Is IISExpress Single-Threaded?

2019-06-02 00:48发布

I am in the process of writing a custom .Net app that utilizes Claims for security, since we're crossing many boundaries - web, API, batch processing and so on. During development, there are occasions where I'll create something in the system while logged in via Chrome and then I'll go to test the newly created item via a different account in Edge and somehow HttpContext.Current.User.Identity corresponds to my Chrome session. I do set Thread.CurrentPrincipal behind the scenes, but my understanding has always been that all requests into IIS spawn a new thread, so I can't figure out why the Edge requests are being processed as if they are the Chrome requests.

Is it possible that it's sharing this information because Visual Studio is in debug mode?

1条回答
我想做一个坏孩纸
2楼-- · 2019-06-02 01:46

Yes, IIS (and thus IISExpress, which is IIS packaged in an "application" format) is multi-threaded. However, you have made some incorrect assumptions.
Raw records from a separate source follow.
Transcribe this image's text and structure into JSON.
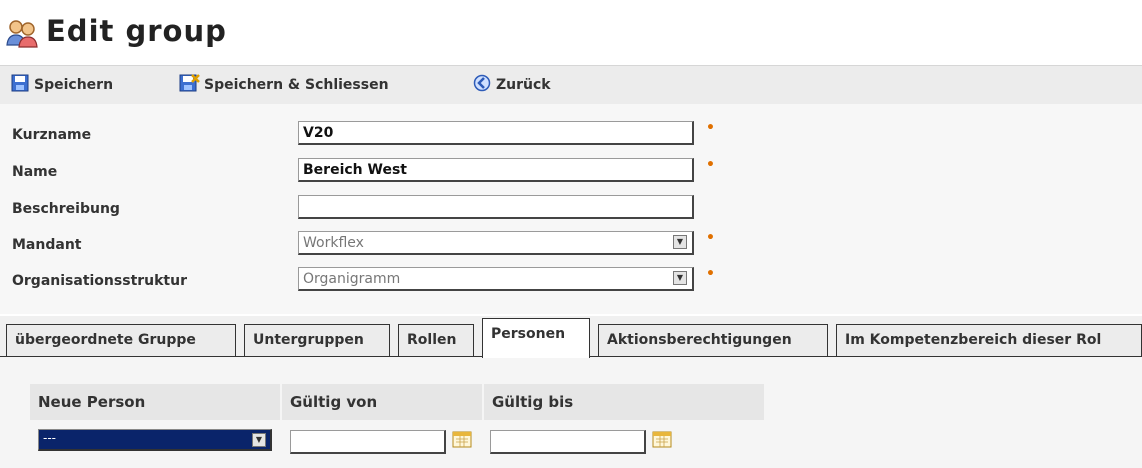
{
  "window": {
    "title": "Edit group"
  },
  "toolbar": {
    "save_label": "Speichern",
    "save_close_label": "Speichern & Schliessen",
    "back_label": "Zurück"
  },
  "form": {
    "kurzname": {
      "label": "Kurzname",
      "value": "V20",
      "required": true
    },
    "name": {
      "label": "Name",
      "value": "Bereich West",
      "required": true
    },
    "beschreibung": {
      "label": "Beschreibung",
      "value": ""
    },
    "mandant": {
      "label": "Mandant",
      "value": "Workflex",
      "required": true
    },
    "organisation": {
      "label": "Organisationsstruktur",
      "value": "Organigramm",
      "required": true
    },
    "required_marker": "•"
  },
  "tabs": [
    {
      "label": "übergeordnete Gruppe",
      "active": false
    },
    {
      "label": "Untergruppen",
      "active": false
    },
    {
      "label": "Rollen",
      "active": false
    },
    {
      "label": "Personen",
      "active": true
    },
    {
      "label": "Aktionsberechtigungen",
      "active": false
    },
    {
      "label": "Im Kompetenzbereich dieser Rol",
      "active": false
    }
  ],
  "personen": {
    "columns": [
      "Neue Person",
      "Gültig von",
      "Gültig bis"
    ],
    "selected_person": "---",
    "valid_from": "",
    "valid_to": ""
  },
  "colors": {
    "accent_blue": "#0a246a",
    "required": "#e07000",
    "toolbar_bg": "#ececec"
  },
  "icons": {
    "title": "group-users-icon",
    "save": "save-icon",
    "save_close": "save-close-icon",
    "back": "back-icon",
    "calendar": "calendar-icon"
  }
}
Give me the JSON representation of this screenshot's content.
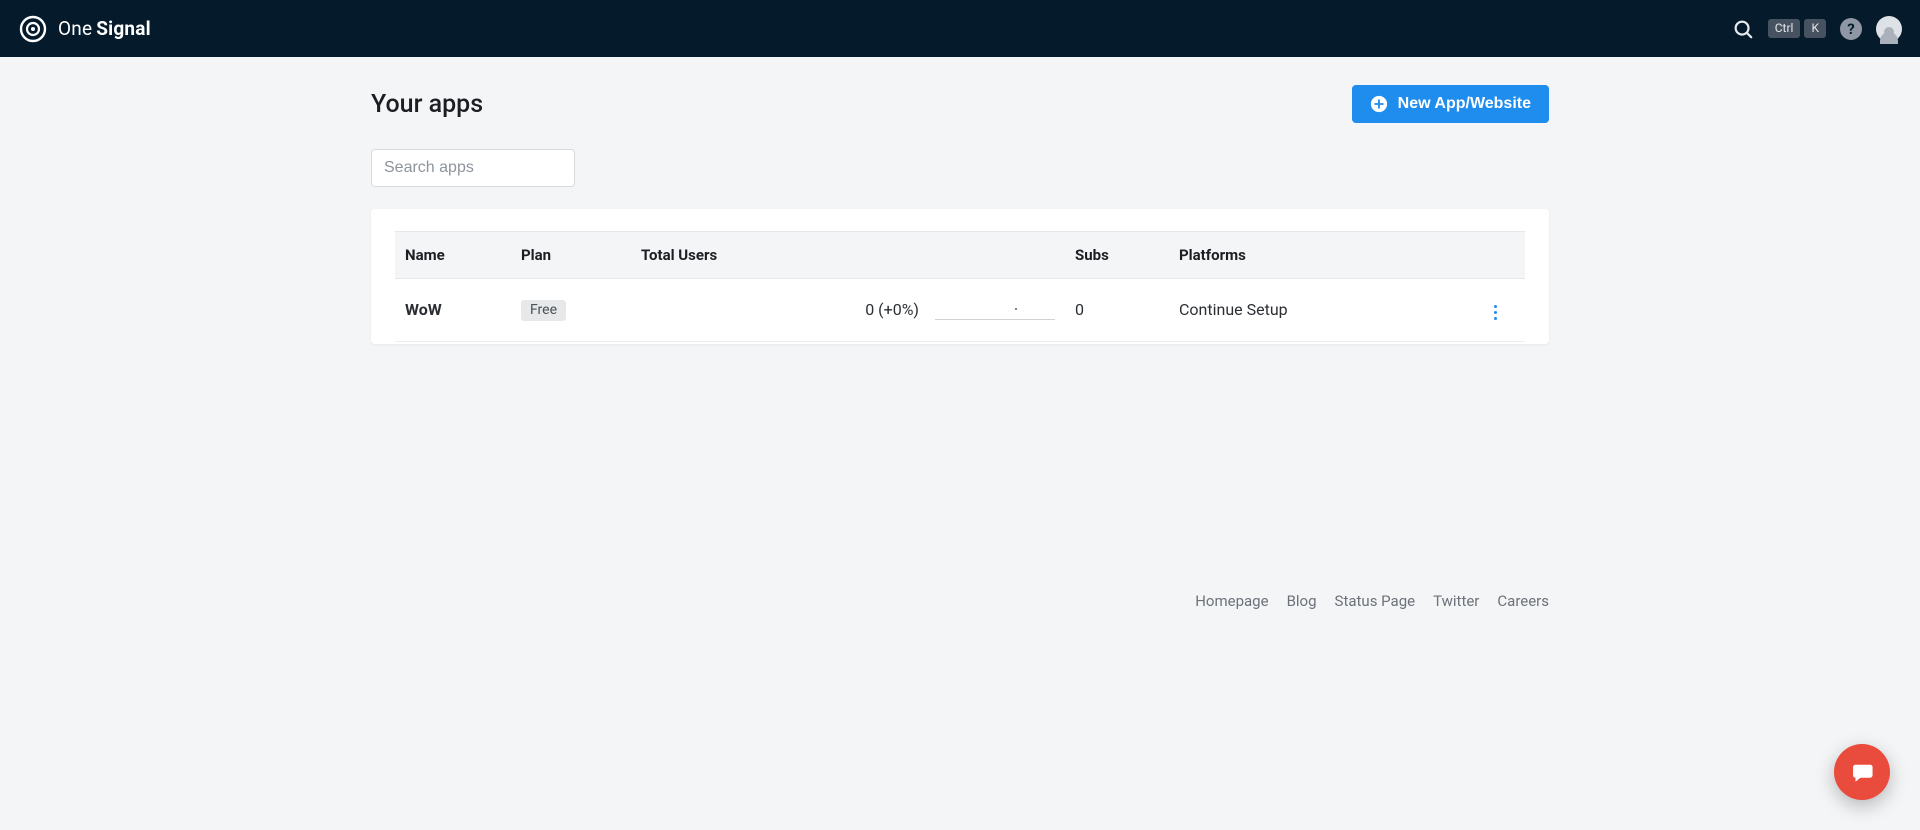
{
  "brand": {
    "one": "One",
    "signal": "Signal"
  },
  "nav": {
    "kbd1": "Ctrl",
    "kbd2": "K"
  },
  "page": {
    "title": "Your apps",
    "new_app_label": "New App/Website",
    "search_placeholder": "Search apps"
  },
  "table": {
    "headers": {
      "name": "Name",
      "plan": "Plan",
      "total_users": "Total Users",
      "subs": "Subs",
      "platforms": "Platforms"
    },
    "rows": [
      {
        "name": "WoW",
        "plan": "Free",
        "total_users": "0 (+0%)",
        "subs": "0",
        "platforms": "Continue Setup"
      }
    ]
  },
  "footer": {
    "links": [
      "Homepage",
      "Blog",
      "Status Page",
      "Twitter",
      "Careers"
    ]
  }
}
First, no. A new request does NOT spawn a new thread, it runs on a thread pool thread, and these thread pools are re-used after the previous request finishes (or, as you'll see in a minute, when an async request waits).

Second, you should NOT set Thread.CurrentPrincipal, because not only is IIS multi-threaded, it's asynchronous. This means that if your thread waits, when it resumes it might be running on a different thread than the thread it started on.
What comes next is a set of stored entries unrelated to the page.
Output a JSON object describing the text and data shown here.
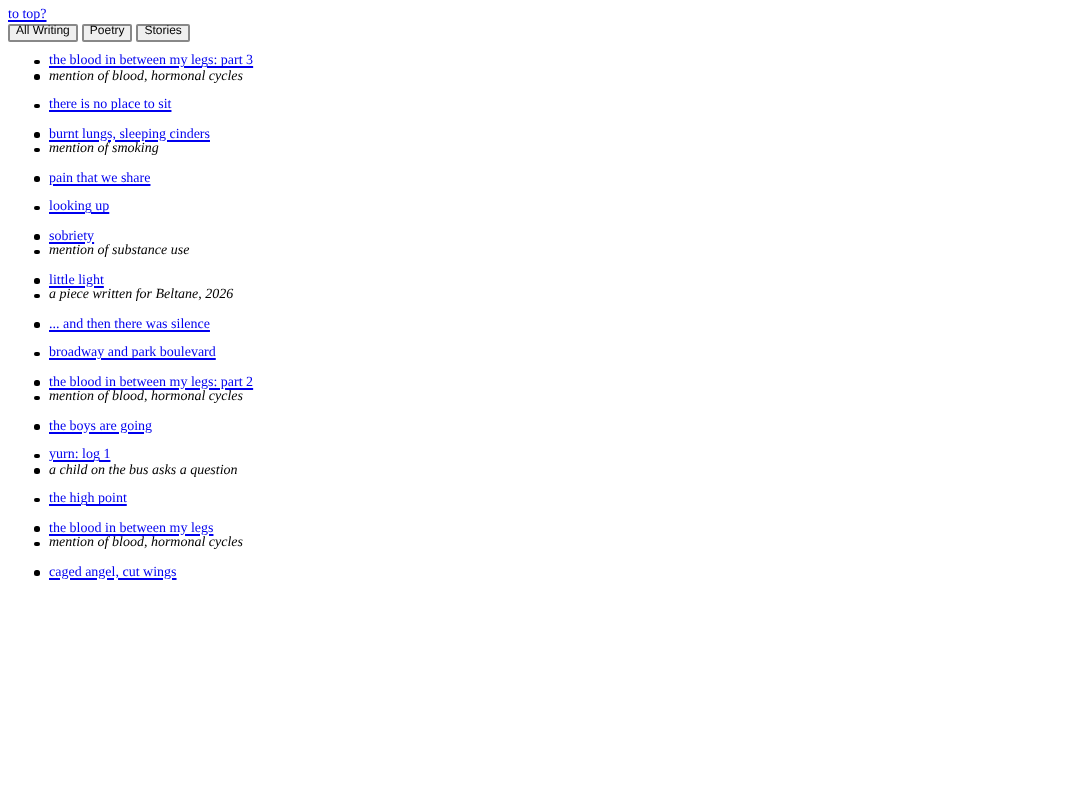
{
  "top_link": "to top?",
  "filters": [
    "All Writing",
    "Poetry",
    "Stories"
  ],
  "entries": [
    {
      "title": "the blood in between my legs: part 3",
      "note": "mention of blood, hormonal cycles"
    },
    {
      "title": "there is no place to sit"
    },
    {
      "title": "burnt lungs, sleeping cinders",
      "note": "mention of smoking"
    },
    {
      "title": "pain that we share"
    },
    {
      "title": "looking up"
    },
    {
      "title": "sobriety",
      "note": "mention of substance use"
    },
    {
      "title": "little light",
      "note": "a piece written for Beltane, 2026"
    },
    {
      "title": "... and then there was silence"
    },
    {
      "title": "broadway and park boulevard"
    },
    {
      "title": "the blood in between my legs: part 2",
      "note": "mention of blood, hormonal cycles"
    },
    {
      "title": "the boys are going"
    },
    {
      "title": "yurn: log 1",
      "note": "a child on the bus asks a question"
    },
    {
      "title": "the high point"
    },
    {
      "title": "the blood in between my legs",
      "note": "mention of blood, hormonal cycles"
    },
    {
      "title": "caged angel, cut wings"
    }
  ]
}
Third, Thread.CurrentPrincipal is typically the identity of the worker process (or AppPool) identity, changing this changes the security context the entire thread runs under. A much better option is to use the WindowsImpersonationContext class to do impersonation (which is what I assume you're trying to do).

WindowsIdentity clientId = (WindowsIdentity)User.Identity;

// When 'using' block ends, the thread reverts back to previous Windows identity,
// because under the hood WindowsImpersonationContext.Undo() is called by Dispose()
using (WindowsImpersonationContext wic = clientId.Impersonate())
{
    // do your work that needs the identity
}

If you do need to set a custom principal you should usually be using HttpContext.Current.User rather than Thread.CurrentPrincipal.